Malgré cela, les experts doutent qu'aucun cas ne soit encore à déplorer dans le pays. Si l'Organisation mondiale de la santé (OMS) n'a pas contredit cette information, des transfuges et des informations de médias sud-coréens affirment qu'il y a eu des infections.

Thae Yong Ho, ancien numéro deux de l'ambassade de Corée du Nord à Londres qui a fait défection en 2016, doute de la fiabilité de l'information de l'OMS. "Je suis sûr à 100% que la Corée du Nord a des patients infectés" a même affirmé Nam Sung-wook, expert de la Corée du Nord à la prestigieuse université de Corée à Séoul, et président de l'Institut national de sécurité stratégique, un think tank affilié à la principale agence d'espionnage du pays. L'ambassadeur chinois aux Nations unies, Zhan Jun a, lui, déclaré à des journalistes que la Corée du Nord "souffrait négativement" du coronavirus, sans ajouter de précisions.

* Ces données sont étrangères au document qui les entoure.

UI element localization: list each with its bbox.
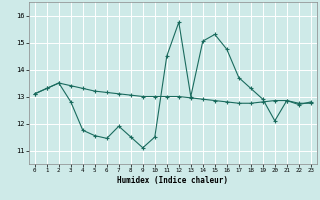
X-axis label: Humidex (Indice chaleur): Humidex (Indice chaleur) [117, 176, 228, 185]
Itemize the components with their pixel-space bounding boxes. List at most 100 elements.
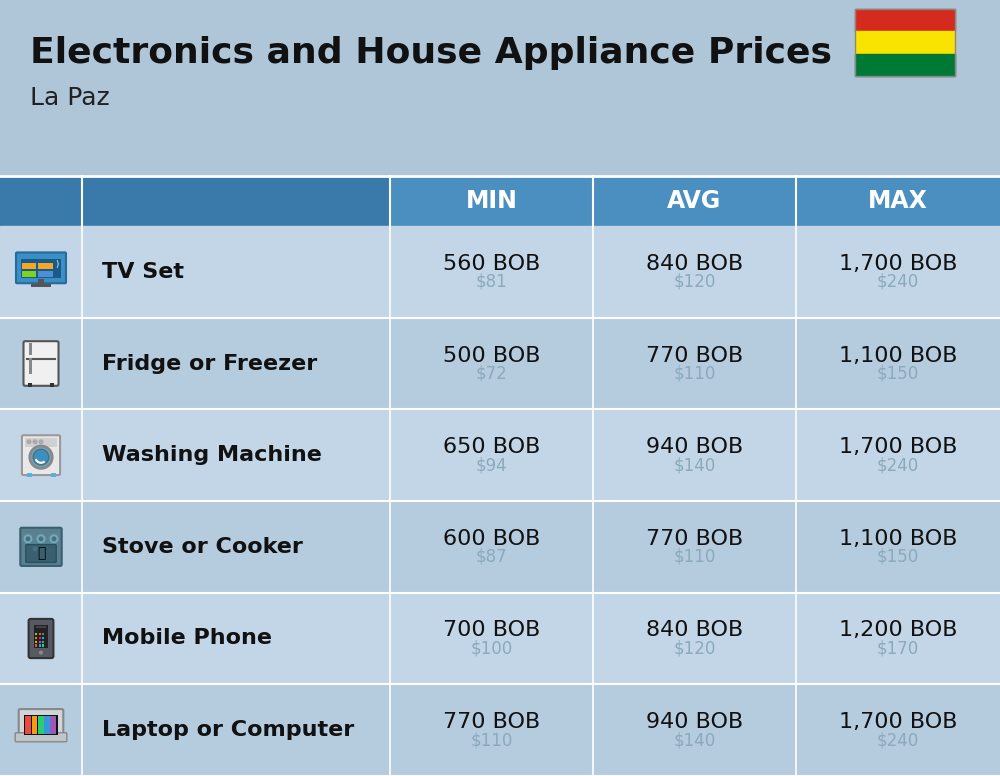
- Bar: [0, 501, 82, 593]
- Bar: [0, 176, 82, 226]
- Text: $240: $240: [877, 731, 919, 749]
- Text: $120: $120: [673, 273, 716, 291]
- Bar: [82, 501, 390, 593]
- Circle shape: [38, 536, 44, 542]
- Text: $94: $94: [476, 456, 507, 474]
- Bar: [82, 226, 390, 317]
- Bar: [390, 684, 593, 776]
- Text: $150: $150: [877, 548, 919, 566]
- Bar: [27, 473, 32, 476]
- Bar: [50, 383, 54, 387]
- Text: $240: $240: [877, 456, 919, 474]
- Text: 940 BOB: 940 BOB: [646, 712, 743, 733]
- Bar: [35, 644, 37, 646]
- Bar: [593, 226, 796, 317]
- Bar: [35, 636, 37, 639]
- Text: 650 BOB: 650 BOB: [443, 437, 540, 457]
- Bar: [25, 715, 31, 734]
- Bar: [82, 176, 390, 226]
- Text: $87: $87: [476, 548, 507, 566]
- Bar: [39, 633, 41, 636]
- Text: 700 BOB: 700 BOB: [443, 621, 540, 640]
- Circle shape: [38, 439, 44, 445]
- Circle shape: [32, 439, 38, 445]
- Bar: [855, 9, 955, 31]
- Text: $120: $120: [673, 639, 716, 657]
- Bar: [21, 259, 61, 279]
- Bar: [390, 409, 593, 501]
- Text: $140: $140: [673, 731, 716, 749]
- Bar: [796, 176, 1000, 226]
- Bar: [855, 9, 955, 76]
- Text: 770 BOB: 770 BOB: [646, 528, 743, 549]
- Text: ): ): [55, 260, 59, 268]
- Circle shape: [36, 534, 46, 544]
- Text: 840 BOB: 840 BOB: [646, 254, 743, 274]
- Text: $100: $100: [470, 639, 513, 657]
- Bar: [796, 317, 1000, 409]
- Text: 1,700 BOB: 1,700 BOB: [839, 712, 957, 733]
- Text: 1,100 BOB: 1,100 BOB: [839, 345, 957, 365]
- Text: 1,100 BOB: 1,100 BOB: [839, 528, 957, 549]
- Bar: [796, 501, 1000, 593]
- Bar: [796, 684, 1000, 776]
- Text: 560 BOB: 560 BOB: [443, 254, 540, 274]
- Circle shape: [26, 536, 30, 542]
- Text: $150: $150: [877, 365, 919, 383]
- Bar: [29, 358, 32, 374]
- Bar: [0, 317, 82, 409]
- Bar: [38, 715, 44, 734]
- Bar: [593, 593, 796, 684]
- Bar: [390, 593, 593, 684]
- Bar: [390, 226, 593, 317]
- Bar: [390, 176, 593, 226]
- Text: Stove or Cooker: Stove or Cooker: [102, 537, 303, 557]
- FancyBboxPatch shape: [29, 619, 53, 658]
- Text: Mobile Phone: Mobile Phone: [102, 629, 272, 649]
- Text: 🔥: 🔥: [37, 546, 45, 560]
- Bar: [0, 684, 82, 776]
- FancyBboxPatch shape: [20, 528, 62, 566]
- Text: $81: $81: [476, 273, 507, 291]
- Bar: [22, 263, 36, 268]
- Text: La Paz: La Paz: [30, 86, 110, 110]
- Bar: [593, 409, 796, 501]
- Bar: [34, 625, 48, 648]
- Bar: [50, 715, 56, 734]
- Bar: [42, 640, 44, 643]
- Bar: [42, 633, 44, 636]
- Bar: [35, 633, 37, 636]
- Text: Fridge or Freezer: Fridge or Freezer: [102, 354, 317, 373]
- Bar: [25, 438, 57, 447]
- Circle shape: [38, 650, 44, 655]
- Bar: [28, 383, 32, 387]
- Circle shape: [49, 534, 59, 544]
- Bar: [0, 409, 82, 501]
- Bar: [0, 226, 82, 317]
- Bar: [855, 31, 955, 54]
- Bar: [42, 636, 44, 639]
- Bar: [82, 409, 390, 501]
- Text: MIN: MIN: [466, 189, 517, 213]
- Bar: [593, 176, 796, 226]
- Bar: [0, 593, 82, 684]
- FancyBboxPatch shape: [22, 435, 60, 475]
- Bar: [22, 271, 36, 277]
- Text: 1,700 BOB: 1,700 BOB: [839, 254, 957, 274]
- Text: Washing Machine: Washing Machine: [102, 445, 322, 465]
- Text: $110: $110: [470, 731, 513, 749]
- Bar: [31, 284, 51, 287]
- Circle shape: [30, 446, 52, 469]
- Text: $240: $240: [877, 273, 919, 291]
- Bar: [796, 409, 1000, 501]
- Bar: [390, 501, 593, 593]
- Text: $72: $72: [476, 365, 507, 383]
- Bar: [38, 279, 44, 286]
- Bar: [44, 715, 50, 734]
- Text: 500 BOB: 500 BOB: [443, 345, 540, 365]
- Circle shape: [32, 546, 38, 551]
- Text: Laptop or Computer: Laptop or Computer: [102, 720, 354, 740]
- Circle shape: [26, 439, 32, 445]
- Bar: [36, 626, 46, 628]
- Bar: [796, 226, 1000, 317]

Je suis sûr à 100% que la Corée du Nord a des patients infectés.
Nam Sung-wook
Expert de la Corée du Nord à l'université de Corée à Séoul

"Le fait de ne rien savoir du niveau d'infection ou du nombre de décès en Corée du Nord est extrêmement problématique et, si cela ne change pas, pourrait avoir des conséquences importantes sur la santé publique" écrit dans un rapport Jessica Lee, experte de l'Asie de l'Est à l'Institut Quincy for Responsible Statecraft, un think tank américain.

Des mesures d'exception

Le pays avait rapidement pris des mesures pour tenter de se protéger : fermeture totale de ses frontières, suspensions des liaisons aériennes et ferroviaires, report de la rentrée scolaire, annulation du marathon de Pyongyang, quarantaine de 30 jours pour les personnes soupçonnées d'être infectées, quarantaine stricte à domicile depuis début février pour tous les résidents étrangers.

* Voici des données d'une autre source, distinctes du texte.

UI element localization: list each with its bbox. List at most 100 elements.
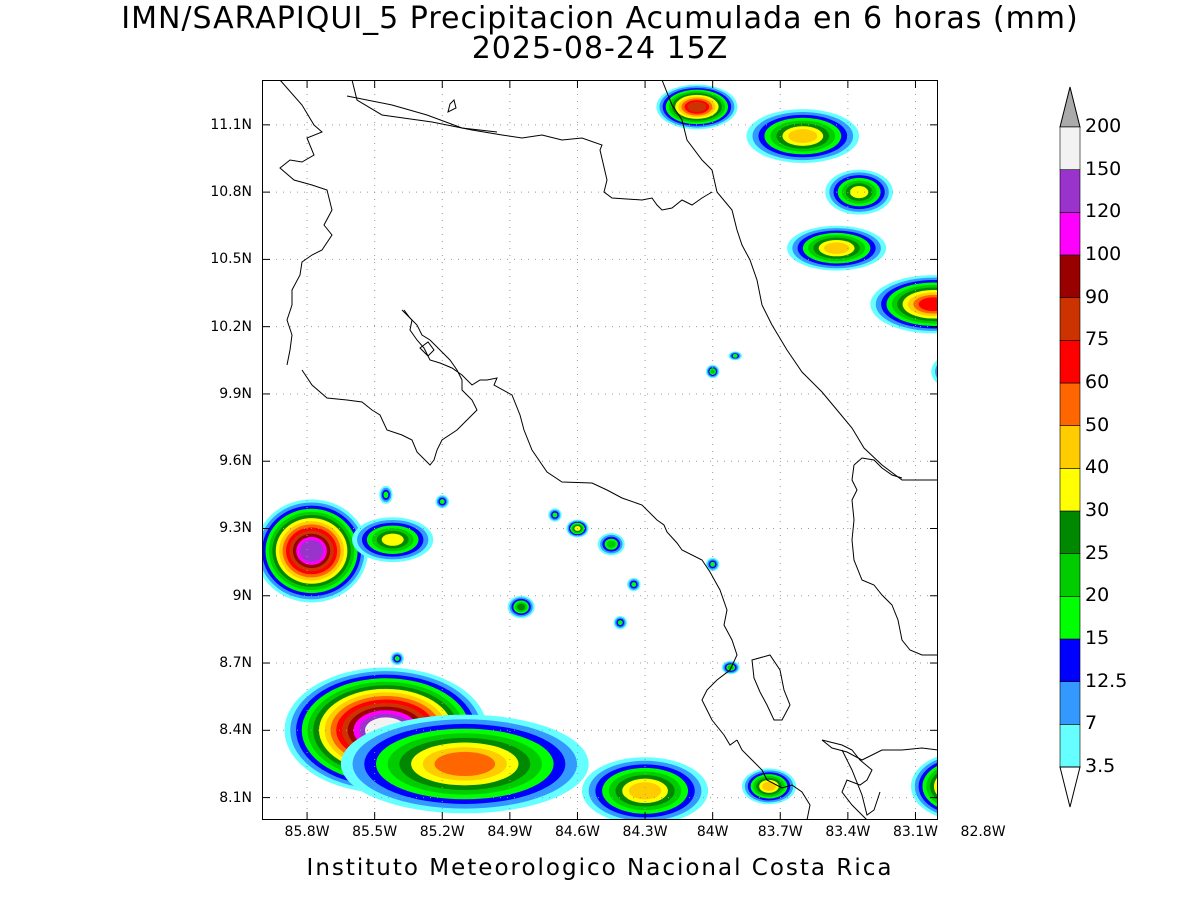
latitude-label: 10.5N [210, 251, 252, 268]
nicaragua-north-coast [279, 80, 333, 366]
map-border [262, 80, 938, 820]
limon-north-cell [870, 275, 938, 334]
panama-border [821, 739, 873, 820]
island-shape [447, 99, 457, 113]
contour-band [823, 242, 850, 254]
nicaragua-lake-cell [656, 84, 738, 130]
contour-band [918, 297, 938, 312]
latitude-label: 10.8N [210, 184, 252, 201]
precipitation-map [262, 80, 938, 820]
contour-band [710, 561, 716, 567]
colorbar-swatch [1059, 596, 1081, 640]
colorbar-over-triangle [1059, 86, 1081, 128]
latitude-label: 8.4N [219, 722, 252, 739]
central-cell-4 [548, 508, 562, 522]
latitude-label: 8.7N [219, 655, 252, 672]
contour-band [732, 353, 738, 358]
contour-band [687, 101, 707, 113]
colorbar-level-label: 50 [1085, 413, 1110, 436]
precipitation-field [262, 84, 938, 820]
longitude-label: 85.2W [419, 824, 465, 840]
longitude-label: 84.3W [622, 824, 668, 840]
colorbar-level-label: 120 [1085, 200, 1122, 223]
burica-point [841, 749, 881, 816]
contour-band [299, 540, 324, 562]
colorbar-swatch [1059, 510, 1081, 554]
colorbar-swatch [1059, 553, 1081, 597]
colorbar-swatch [1059, 425, 1081, 469]
longitude-label: 85.8W [284, 824, 330, 840]
lat-lon-grid [262, 80, 938, 820]
latitude-label: 11.1N [210, 116, 252, 133]
latitude-label: 10.2N [210, 318, 252, 335]
contour-band [517, 603, 526, 611]
colorbar-swatch [1059, 340, 1081, 384]
central-cell-12 [379, 485, 393, 504]
nicoya-gulf [401, 309, 738, 746]
longitude-label: 83.4W [825, 824, 871, 840]
colorbar-swatch [1059, 382, 1081, 426]
colorbar-swatch [1059, 724, 1081, 768]
contour-band [439, 499, 445, 505]
colorbar-swatch [1059, 297, 1081, 341]
central-cell-13 [390, 651, 404, 666]
contour-band [628, 782, 662, 800]
osa-offshore-cell [581, 757, 709, 820]
longitude-label: 83.7W [757, 824, 803, 840]
lake-nicaragua-top [346, 95, 498, 133]
nicoya-offshore-band [352, 517, 434, 563]
contour-band [710, 369, 715, 374]
latitude-label: 9.6N [219, 453, 252, 470]
central-cell-10 [728, 351, 742, 361]
bocas-coast [851, 457, 938, 656]
colorbar-level-label: 12.5 [1085, 669, 1128, 692]
tortuguero-cell [787, 225, 887, 271]
colorbar-swatch [1059, 126, 1081, 170]
central-cell-6 [613, 615, 628, 630]
colorbar-under-triangle [1059, 766, 1081, 808]
colorbar-level-label: 100 [1085, 243, 1122, 265]
colorbar-swatch [1059, 169, 1081, 213]
osa-peninsula [751, 654, 791, 721]
contour-band [552, 512, 558, 518]
colorbar-level-label: 25 [1085, 541, 1110, 564]
south-pacific-band [340, 714, 589, 814]
cr-nicaragua-border [661, 80, 938, 481]
contour-band [394, 656, 400, 661]
map-valid-time: 2025-08-24 15Z [471, 31, 729, 66]
central-cell-3 [507, 595, 535, 619]
colorbar-level-label: 60 [1085, 371, 1110, 393]
lake-nicaragua-shore [351, 80, 713, 211]
contour-band [434, 751, 496, 776]
central-cell-9 [705, 364, 720, 379]
latitude-label: 8.1N [219, 789, 252, 806]
guanacaste-west-cell [262, 499, 368, 603]
coastlines-and-borders [279, 80, 938, 820]
central-cell-2 [597, 532, 625, 556]
central-cell-7 [705, 557, 720, 572]
colorbar-level-label: 150 [1085, 157, 1122, 180]
san-juan-cell [746, 109, 860, 163]
contour-band [933, 776, 938, 796]
colorbar-level-label: 20 [1085, 584, 1110, 607]
longitude-label: 82.8W [960, 824, 1006, 840]
institution-credit: Instituto Meteorologico Nacional Costa R… [306, 855, 894, 881]
gulf-island [419, 341, 435, 357]
map-canvas [262, 80, 938, 820]
colorbar-swatch [1059, 468, 1081, 512]
colorbar [1059, 86, 1081, 808]
contour-band [606, 540, 616, 548]
colorbar-level-label: 75 [1085, 328, 1110, 351]
north-caribbean-cell [825, 169, 893, 215]
longitude-label: 84.6W [554, 824, 600, 840]
colorbar-level-label: 15 [1085, 627, 1110, 649]
longitude-label: 83.1W [892, 824, 938, 840]
golfo-dulce-coast [736, 739, 811, 820]
colorbar-swatch [1059, 212, 1081, 256]
contour-band [383, 491, 389, 499]
pacific-south-coast [821, 739, 938, 761]
central-cell-11 [435, 494, 450, 509]
latitude-label: 9.9N [219, 385, 252, 402]
central-cell-5 [627, 577, 641, 592]
burica-cell [910, 756, 938, 817]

La communauté internationale a, en outre, accepté d'assouplir certaines sanctions économiques initialement appliquées au pays pour lui faire cesser ses programmes balistique et nucléaire. Ainsi, le conseil de sécurité de l'ONU a donné son accord pour adopter des exemptions humanitaires : "le coronavirus a été discuté et le Comité de sanctions a immédiatement reçu la permission d'autoriser les exportations d'équipements" pour lutter contre la maladie a indiqué à l'AFP Christoph Heusgen, ambassadeur allemand à l'ONU qui préside cette instance chargée de l'application des sanctions imposées à Pyongyang.

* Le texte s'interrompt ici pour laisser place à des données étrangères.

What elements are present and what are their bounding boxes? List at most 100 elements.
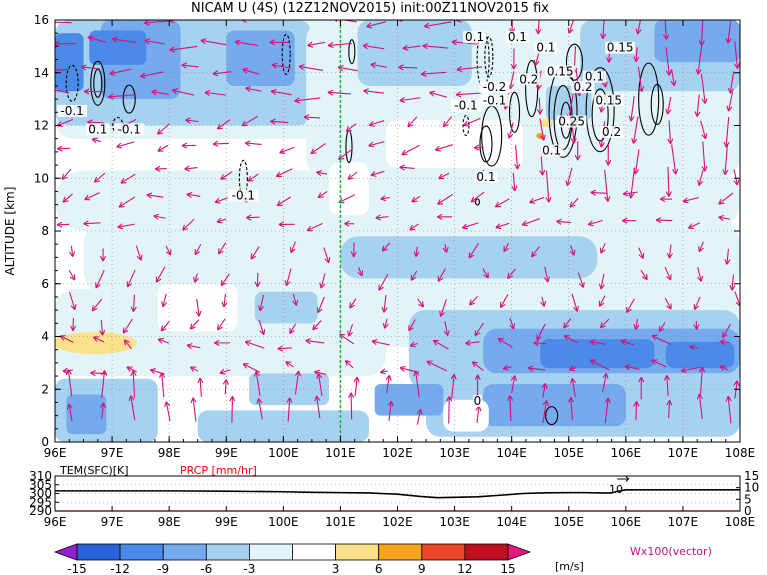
y-tick-label: 0 (41, 435, 49, 449)
surface-left-tick-label: 310 (29, 469, 52, 483)
y-tick-label: 4 (41, 330, 49, 344)
surface-x-tick-label: 104E (496, 515, 527, 529)
surface-x-tick-label: 102E (382, 515, 413, 529)
surface-x-tick-label: 107E (668, 515, 699, 529)
surface-left-tick-label: 290 (29, 504, 52, 518)
contour-label: -0.1 (232, 188, 255, 202)
y-tick-label: 12 (34, 119, 49, 133)
axis-ticks: 96E 97E 98E 99E 100E 101E 102E 103E 104E 105E 106E… (34, 13, 756, 460)
surface-right-tick-label: 0 (744, 504, 752, 518)
colorbar-segment (421, 543, 466, 561)
surface-x-tick-label: 108E (725, 515, 756, 529)
colorbar-high-arrow (507, 543, 532, 561)
contour-label: -0.1 (60, 104, 83, 118)
contour-label: -0.1 (117, 122, 140, 136)
y-tick-label: 6 (41, 277, 49, 291)
contour-label: -0.1 (454, 99, 477, 113)
surface-x-tick-label: 106E (611, 515, 642, 529)
colorbar-segment (378, 543, 423, 561)
colorbar-segment (162, 543, 207, 561)
colorbar-label: -6 (200, 562, 212, 575)
contour-label: 0.15 (595, 93, 622, 107)
x-tick-label: 99E (215, 446, 238, 460)
surface-x-tick-label: 105E (554, 515, 585, 529)
colorbar-label: 15 (500, 562, 515, 575)
colorbar-label: 3 (332, 562, 340, 575)
x-tick-label: 102E (382, 446, 413, 460)
surface-x-tick-label: 99E (215, 515, 238, 529)
y-tick-label: 10 (34, 171, 49, 185)
colorbar-label: -12 (110, 562, 130, 575)
y-axis-label: ALTITUDE [km] (3, 187, 17, 276)
contour-label: -0.2 (483, 80, 506, 94)
contour-label: 0.2 (602, 125, 621, 139)
surface-x-tick-label: 97E (101, 515, 124, 529)
colorbar-low-arrow (53, 543, 78, 561)
colorbar-segment (464, 543, 509, 561)
colorbar-segment (248, 543, 293, 561)
wind-field-shading (55, 20, 740, 442)
x-tick-label: 101E (325, 446, 356, 460)
surface-right-tick-label: 5 (744, 492, 752, 506)
x-tick-label: 104E (496, 446, 527, 460)
x-tick-label: 96E (44, 446, 67, 460)
y-tick-label: 2 (41, 382, 49, 396)
colorbar-segment (119, 543, 164, 561)
colorbar-segment (76, 543, 121, 561)
surface-right-tick-label: 10 (744, 481, 759, 495)
surface-left-tick-label: 300 (29, 487, 52, 501)
legend-tem: TEM(SFC)[K] (59, 464, 129, 477)
contour-label: 0.15 (607, 41, 634, 55)
contour-label: 0 (474, 394, 482, 408)
contour-label: 0.2 (519, 72, 538, 86)
x-tick-label: 98E (158, 446, 181, 460)
surface-x-tick-label: 100E (268, 515, 299, 529)
colorbar-label: 12 (457, 562, 472, 575)
colorbar-label: -3 (243, 562, 255, 575)
contour-label: -0.1 (483, 93, 506, 107)
x-tick-label: 103E (439, 446, 470, 460)
y-tick-label: 16 (34, 13, 49, 27)
colorbar-label: -15 (67, 562, 87, 575)
colorbar-segment (292, 543, 336, 561)
x-tick-label: 106E (611, 446, 642, 460)
contour-label: 0.1 (508, 30, 527, 44)
contour-label: 0.1 (465, 30, 484, 44)
surface-right-tick-label: 15 (744, 469, 759, 483)
chart-title: NICAM U (4S) (12Z12NOV2015) init:00Z11NO… (191, 1, 549, 16)
colorbar-label: 6 (375, 562, 383, 575)
x-tick-label: 108E (725, 446, 756, 460)
main-panel: 0.1 0.10.1 0.150.150.20.20.1-0.2-0.1-0.1 0.… (3, 13, 756, 460)
surface-x-tick-label: 98E (158, 515, 181, 529)
surface-x-tick-label: 96E (44, 515, 67, 529)
x-tick-label: 100E (268, 446, 299, 460)
surface-left-tick-label: 295 (29, 495, 52, 509)
colorbar-segment (205, 543, 250, 561)
contour-label: 0.1 (476, 170, 495, 184)
colorbar-segment (335, 543, 380, 561)
contour-label: 0.1 (542, 144, 561, 158)
colorbar-label: 9 (418, 562, 426, 575)
contour-labels: 0.1 0.10.1 0.150.150.20.20.1-0.2-0.1-0.1 0.… (57, 30, 636, 408)
contour-label: 0.25 (558, 115, 585, 129)
x-tick-label: 107E (668, 446, 699, 460)
legend-prcp: PRCP [mm/hr] (180, 464, 257, 477)
contour-label: 0.1 (585, 70, 604, 84)
x-tick-label: 105E (554, 446, 585, 460)
contour-label: 0.2 (573, 80, 592, 94)
surface-annotation: 10 (609, 483, 623, 496)
surface-x-tick-label: 103E (439, 515, 470, 529)
x-tick-label: 97E (101, 446, 124, 460)
colorbar-unit: [m/s] (555, 560, 584, 573)
colorbar-label: -9 (157, 562, 169, 575)
contour-label: 0.1 (88, 122, 107, 136)
vector-label: Wx100(vector) (630, 545, 712, 558)
surface-left-tick-label: 305 (29, 478, 52, 492)
surface-x-tick-label: 101E (325, 515, 356, 529)
contour-label: 0.1 (536, 41, 555, 55)
colorbar: -15 -12 -9 -6 -3 3 6 9 12 15 (53, 543, 532, 575)
y-tick-label: 14 (34, 66, 49, 80)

Trois jours plus tôt, la Fédération internationale des sociétés de la Croix-Rouge et du Croissant-Rouge (FICR) avait déjà obtenu une autorisation exceptionnelle pour acheminer du matériel médical en Corée du Nord. "Cette dérogation est une intervention pour sauver des vies et une mesure importante pour garantir que les sanctions n'auront pas d'impact négatif sur la population" a indiqué Xavier Castellanos, directeur régional de la FICR pour l'Asie et le Pacifique, dans un communiqué.

Par ailleurs, le ministère russe des Affaires étrangères, Sergueï Lavrov, a indiqué que son pays a envoyé 1 500 kits de dépistage à la Corée du Nord.